読書に合う音楽 ―ハイドン、スカルラッティ、そしてドトール店内のBGM

自室で本を読むときにはたいてい小さめのボリュームで音楽をかけている。ことしの前半はハイドンのシンフォニーにたいへんお世話になった。ハイドンの音楽は、バッハのそれよりはずっとくだけた調子でありながら、明晰で、作曲家のくだらない自意識などみじんも感じられないところが読書に合う。

ことしの後半はスカルラッティのピアノ・ソナタをよく聴いている。スカルラッティもとても良い。とくにホロヴィッツの演奏が素晴らしく、好んでかけている。スカルラッティの音楽もシステマティックにできているが、そこまで無機的でなく、嫌味でないほのかな情緒も感じさせながら、作曲家のつまらないエゴやプライドなど毛頭感じさせないところがやはり読書にぴったりする。

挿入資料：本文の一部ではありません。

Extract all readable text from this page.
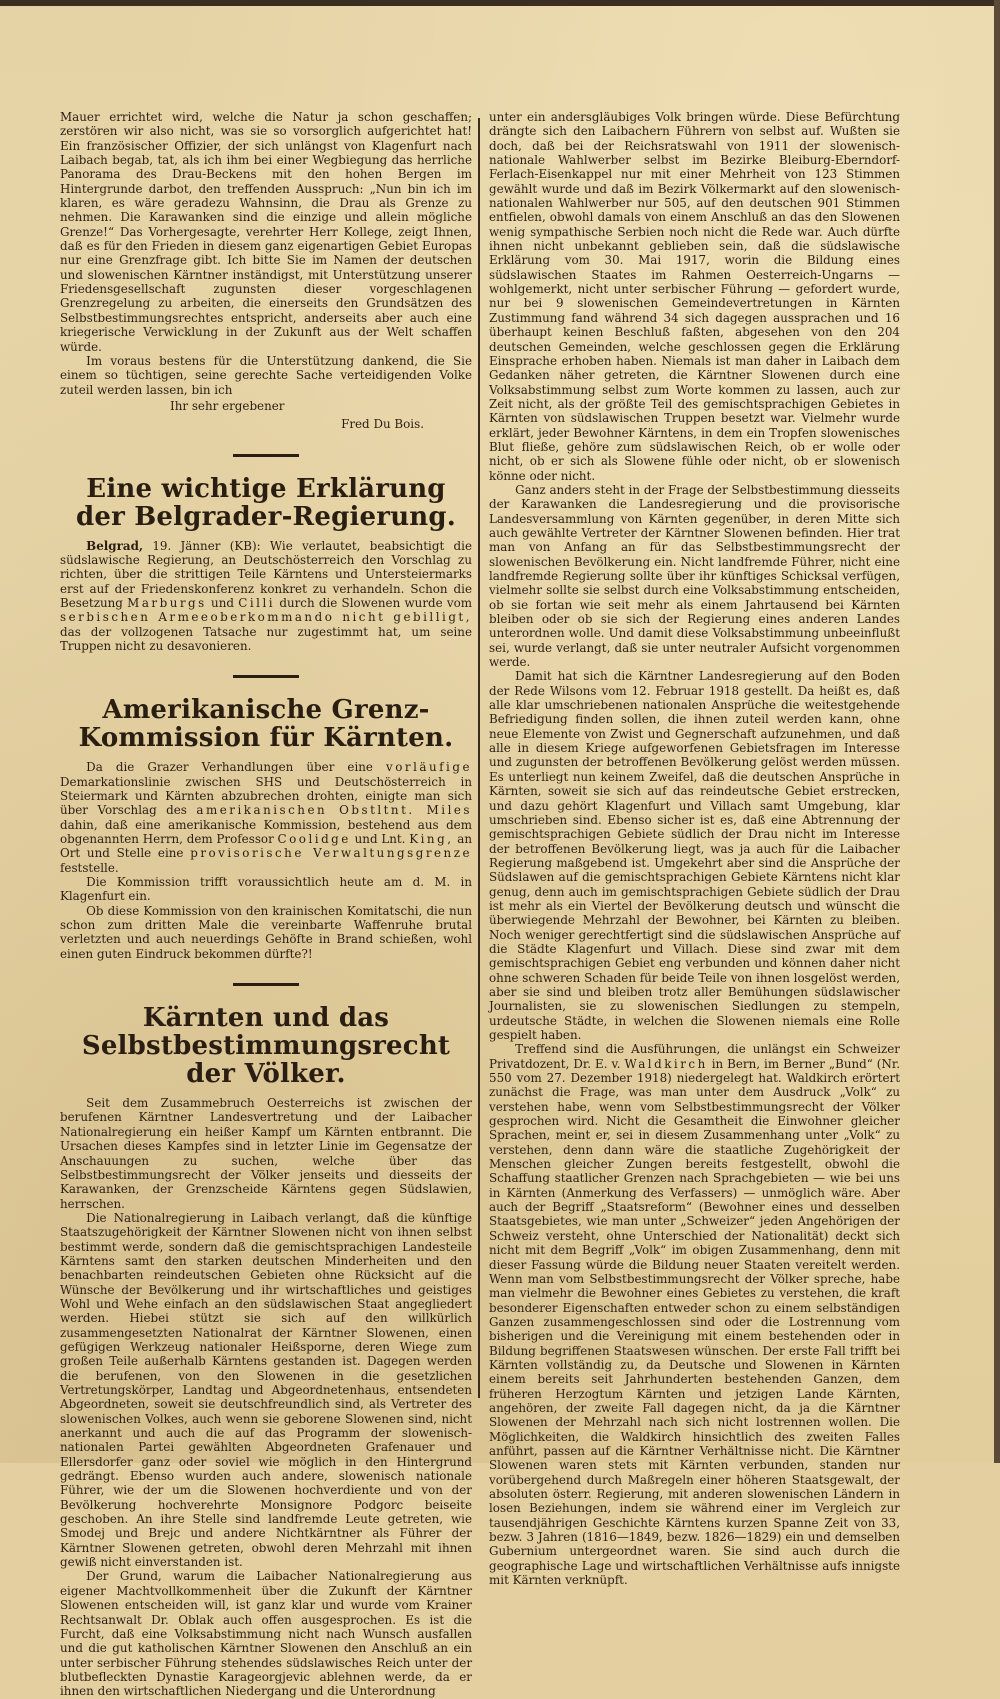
Mauer errichtet wird, welche die Natur ja schon geschaffen; zerstören wir also nicht, was sie so vorsorglich aufgerichtet hat! Ein französischer Offizier, der sich unlängst von Klagenfurt nach Laibach begab, tat, als ich ihm bei einer Wegbiegung das herrliche Panorama des Drau-Beckens mit den hohen Bergen im Hintergrunde darbot, den treffenden Ausspruch: „Nun bin ich im klaren, es wäre geradezu Wahnsinn, die Drau als Grenze zu nehmen. Die Karawanken sind die einzige und allein mögliche Grenze!“ Das Vorhergesagte, verehrter Herr Kollege, zeigt Ihnen, daß es für den Frieden in diesem ganz eigenartigen Gebiet Europas nur eine Grenzfrage gibt. Ich bitte Sie im Namen der deutschen und slowenischen Kärntner inständigst, mit Unterstützung unserer Friedensgesellschaft zugunsten dieser vorgeschlagenen Grenzregelung zu arbeiten, die einerseits den Grundsätzen des Selbstbestimmungsrechtes entspricht, anderseits aber auch eine kriegerische Verwicklung in der Zukunft aus der Welt schaffen würde.

Im voraus bestens für die Unterstützung dankend, die Sie einem so tüchtigen, seine gerechte Sache verteidigenden Volke zuteil werden lassen, bin ich

Ihr sehr ergebener

Fred Du Bois.

Eine wichtige Erklärung der Belgrader-Regierung.

Belgrad, 19. Jänner (KB): Wie verlautet, beabsichtigt die südslawische Regierung, an Deutschösterreich den Vorschlag zu richten, über die strittigen Teile Kärntens und Untersteiermarks erst auf der Friedenskonferenz konkret zu verhandeln. Schon die Besetzung Marburgs und Cilli durch die Slowenen wurde vom serbischen Armeeoberkommando nicht gebilligt, das der vollzogenen Tatsache nur zugestimmt hat, um seine Truppen nicht zu desavonieren.

Amerikanische Grenz-Kommission für Kärnten.

Da die Grazer Verhandlungen über eine vorläufige Demarkationslinie zwischen SHS und Deutschösterreich in Steiermark und Kärnten abzubrechen drohten, einigte man sich über Vorschlag des amerikanischen Obstltnt. Miles dahin, daß eine amerikanische Kommission, bestehend aus dem obgenannten Herrn, dem Professor Coolidge und Lnt. King, an Ort und Stelle eine provisorische Verwaltungsgrenze feststelle.

Die Kommission trifft voraussichtlich heute am d. M. in Klagenfurt ein.

Ob diese Kommission von den krainischen Komitatschi, die nun schon zum dritten Male die vereinbarte Waffenruhe brutal verletzten und auch neuerdings Gehöfte in Brand schießen, wohl einen guten Eindruck bekommen dürfte?!

Kärnten und das Selbstbestimmungsrecht der Völker.

Seit dem Zusammebruch Oesterreichs ist zwischen der berufenen Kärntner Landesvertretung und der Laibacher Nationalregierung ein heißer Kampf um Kärnten entbrannt. Die Ursachen dieses Kampfes sind in letzter Linie im Gegensatze der Anschauungen zu suchen, welche über das Selbstbestimmungsrecht der Völker jenseits und diesseits der Karawanken, der Grenzscheide Kärntens gegen Südslawien, herrschen.

Die Nationalregierung in Laibach verlangt, daß die künftige Staatszugehörigkeit der Kärntner Slowenen nicht von ihnen selbst bestimmt werde, sondern daß die gemischtsprachigen Landesteile Kärntens samt den starken deutschen Minderheiten und den benachbarten reindeutschen Gebieten ohne Rücksicht auf die Wünsche der Bevölkerung und ihr wirtschaftliches und geistiges Wohl und Wehe einfach an den südslawischen Staat angegliedert werden. Hiebei stützt sie sich auf den willkürlich zusammengesetzten Nationalrat der Kärntner Slowenen, einen gefügigen Werkzeug nationaler Heißsporne, deren Wiege zum großen Teile außerhalb Kärntens gestanden ist. Dagegen werden die berufenen, von den Slowenen in die gesetzlichen Vertretungskörper, Landtag und Abgeordnetenhaus, entsendeten Abgeordneten, soweit sie deutschfreundlich sind, als Vertreter des slowenischen Volkes, auch wenn sie geborene Slowenen sind, nicht anerkannt und auch die auf das Programm der slowenisch-nationalen Partei gewählten Abgeordneten Grafenauer und Ellersdorfer ganz oder soviel wie möglich in den Hintergrund gedrängt. Ebenso wurden auch andere, slowenisch nationale Führer, wie der um die Slowenen hochverdiente und von der Bevölkerung hochverehrte Monsignore Podgorc beiseite geschoben. An ihre Stelle sind landfremde Leute getreten, wie Smodej und Brejc und andere Nichtkärntner als Führer der Kärntner Slowenen getreten, obwohl deren Mehrzahl mit ihnen gewiß nicht einverstanden ist.

Der Grund, warum die Laibacher Nationalregierung aus eigener Machtvollkommenheit über die Zukunft der Kärntner Slowenen entscheiden will, ist ganz klar und wurde vom Krainer Rechtsanwalt Dr. Oblak auch offen ausgesprochen. Es ist die Furcht, daß eine Volksabstimmung nicht nach Wunsch ausfallen und die gut katholischen Kärntner Slowenen den Anschluß an ein unter serbischer Führung stehendes südslawisches Reich unter der blutbefleckten Dynastie Karageorgjevic ablehnen werde, da er ihnen den wirtschaftlichen Niedergang und die Unterordnung

unter ein andersgläubiges Volk bringen würde. Diese Befürchtung drängte sich den Laibachern Führern von selbst auf. Wußten sie doch, daß bei der Reichsratswahl von 1911 der slowenisch-nationale Wahlwerber selbst im Bezirke Bleiburg-Eberndorf-Ferlach-Eisenkappel nur mit einer Mehrheit von 123 Stimmen gewählt wurde und daß im Bezirk Völkermarkt auf den slowenisch-nationalen Wahlwerber nur 505, auf den deutschen 901 Stimmen entfielen, obwohl damals von einem Anschluß an das den Slowenen wenig sympathische Serbien noch nicht die Rede war. Auch dürfte ihnen nicht unbekannt geblieben sein, daß die südslawische Erklärung vom 30. Mai 1917, worin die Bildung eines südslawischen Staates im Rahmen Oesterreich-Ungarns — wohlgemerkt, nicht unter serbischer Führung — gefordert wurde, nur bei 9 slowenischen Gemeindevertretungen in Kärnten Zustimmung fand während 34 sich dagegen aussprachen und 16 überhaupt keinen Beschluß faßten, abgesehen von den 204 deutschen Gemeinden, welche geschlossen gegen die Erklärung Einsprache erhoben haben. Niemals ist man daher in Laibach dem Gedanken näher getreten, die Kärntner Slowenen durch eine Volksabstimmung selbst zum Worte kommen zu lassen, auch zur Zeit nicht, als der größte Teil des gemischtsprachigen Gebietes in Kärnten von südslawischen Truppen besetzt war. Vielmehr wurde erklärt, jeder Bewohner Kärntens, in dem ein Tropfen slowenisches Blut fließe, gehöre zum südslawischen Reich, ob er wolle oder nicht, ob er sich als Slowene fühle oder nicht, ob er slowenisch könne oder nicht.

Ganz anders steht in der Frage der Selbstbestimmung diesseits der Karawanken die Landesregierung und die provisorische Landesversammlung von Kärnten gegenüber, in deren Mitte sich auch gewählte Vertreter der Kärntner Slowenen befinden. Hier trat man von Anfang an für das Selbstbestimmungsrecht der slowenischen Bevölkerung ein. Nicht landfremde Führer, nicht eine landfremde Regierung sollte über ihr künftiges Schicksal verfügen, vielmehr sollte sie selbst durch eine Volksabstimmung entscheiden, ob sie fortan wie seit mehr als einem Jahrtausend bei Kärnten bleiben oder ob sie sich der Regierung eines anderen Landes unterordnen wolle. Und damit diese Volksabstimmung unbeeinflußt sei, wurde verlangt, daß sie unter neutraler Aufsicht vorgenommen werde.

Damit hat sich die Kärntner Landesregierung auf den Boden der Rede Wilsons vom 12. Februar 1918 gestellt. Da heißt es, daß alle klar umschriebenen nationalen Ansprüche die weitestgehende Befriedigung finden sollen, die ihnen zuteil werden kann, ohne neue Elemente von Zwist und Gegnerschaft aufzunehmen, und daß alle in diesem Kriege aufgeworfenen Gebietsfragen im Interesse und zugunsten der betroffenen Bevölkerung gelöst werden müssen. Es unterliegt nun keinem Zweifel, daß die deutschen Ansprüche in Kärnten, soweit sie sich auf das reindeutsche Gebiet erstrecken, und dazu gehört Klagenfurt und Villach samt Umgebung, klar umschrieben sind. Ebenso sicher ist es, daß eine Abtrennung der gemischtsprachigen Gebiete südlich der Drau nicht im Interesse der betroffenen Bevölkerung liegt, was ja auch für die Laibacher Regierung maßgebend ist. Umgekehrt aber sind die Ansprüche der Südslawen auf die gemischtsprachigen Gebiete Kärntens nicht klar genug, denn auch im gemischtsprachigen Gebiete südlich der Drau ist mehr als ein Viertel der Bevölkerung deutsch und wünscht die überwiegende Mehrzahl der Bewohner, bei Kärnten zu bleiben. Noch weniger gerechtfertigt sind die südslawischen Ansprüche auf die Städte Klagenfurt und Villach. Diese sind zwar mit dem gemischtsprachigen Gebiet eng verbunden und können daher nicht ohne schweren Schaden für beide Teile von ihnen losgelöst werden, aber sie sind und bleiben trotz aller Bemühungen südslawischer Journalisten, sie zu slowenischen Siedlungen zu stempeln, urdeutsche Städte, in welchen die Slowenen niemals eine Rolle gespielt haben.

Treffend sind die Ausführungen, die unlängst ein Schweizer Privatdozent, Dr. E. v. Waldkirch in Bern, im Berner „Bund“ (Nr. 550 vom 27. Dezember 1918) niedergelegt hat. Waldkirch erörtert zunächst die Frage, was man unter dem Ausdruck „Volk“ zu verstehen habe, wenn vom Selbstbestimmungsrecht der Völker gesprochen wird. Nicht die Gesamtheit die Einwohner gleicher Sprachen, meint er, sei in diesem Zusammenhang unter „Volk“ zu verstehen, denn dann wäre die staatliche Zugehörigkeit der Menschen gleicher Zungen bereits festgestellt, obwohl die Schaffung staatlicher Grenzen nach Sprachgebieten — wie bei uns in Kärnten (Anmerkung des Verfassers) — unmöglich wäre. Aber auch der Begriff „Staatsreform“ (Bewohner eines und desselben Staatsgebietes, wie man unter „Schweizer“ jeden Angehörigen der Schweiz versteht, ohne Unterschied der Nationalität) deckt sich nicht mit dem Begriff „Volk“ im obigen Zusammenhang, denn mit dieser Fassung würde die Bildung neuer Staaten vereitelt werden. Wenn man vom Selbstbestimmungsrecht der Völker spreche, habe man vielmehr die Bewohner eines Gebietes zu verstehen, die kraft besonderer Eigenschaften entweder schon zu einem selbständigen Ganzen zusammengeschlossen sind oder die Lostrennung vom bisherigen und die Vereinigung mit einem bestehenden oder in Bildung begriffenen Staatswesen wünschen. Der erste Fall trifft bei Kärnten vollständig zu, da Deutsche und Slowenen in Kärnten einem bereits seit Jahrhunderten bestehenden Ganzen, dem früheren Herzogtum Kärnten und jetzigen Lande Kärnten, angehören, der zweite Fall dagegen nicht, da ja die Kärntner Slowenen der Mehrzahl nach sich nicht lostrennen wollen. Die Möglichkeiten, die Waldkirch hinsichtlich des zweiten Falles anführt, passen auf die Kärntner Verhältnisse nicht. Die Kärntner Slowenen waren stets mit Kärnten verbunden, standen nur vorübergehend durch Maßregeln einer höheren Staatsgewalt, der absoluten österr. Regierung, mit anderen slowenischen Ländern in losen Beziehungen, indem sie während einer im Vergleich zur tausendjährigen Geschichte Kärntens kurzen Spanne Zeit von 33, bezw. 3 Jahren (1816—1849, bezw. 1826—1829) ein und demselben Gubernium untergeordnet waren. Sie sind auch durch die geographische Lage und wirtschaftlichen Verhältnisse aufs innigste mit Kärnten verknüpft.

たまに町に出て、仕事帰りの途中などにドトール・コーヒーにしけこんで長時間読書に勤しむときがあるが、ドトールのBGMの選曲はじつにぼくの好みに合う。きちんと対価を払って選曲家に仕事をさせていることが流れてくる曲のセレクションから伝わってくる。手を抜いていない洗練されたポップスが多いが、けっこうバックビートの効いたファンキーな曲もかかっている。音量を間違えるとドトールの店内がダンスホールに早変わりしそうだが、そんなことはけっして起こらない。店員は礼儀正しくTカードの所持の有無を、顧客に訊ねている。おそらくあす世界が滅びるとしても、彼らは顧客がTカードを持っているか否かを確認するだろう。それこそがドトール精神に則った顧客対応基準なので仕方がないのだ。ぼくはあらゆるポイントカードの所持を拒んでいるので、毎回Tカードの所持を確認されることだけがドトールのサービスにおいて不満だが、調子に乗ると270円のアイスコーヒーで6時間も店内に粘りながら追い出されたこともない―たいていは2,3時間で退店するが―ユーザー・フレンドリーなドトールをこんごも断固支持していくつもりである。ドトールよ永遠なれ!そしてぼくの読書のますます捗らんことを!!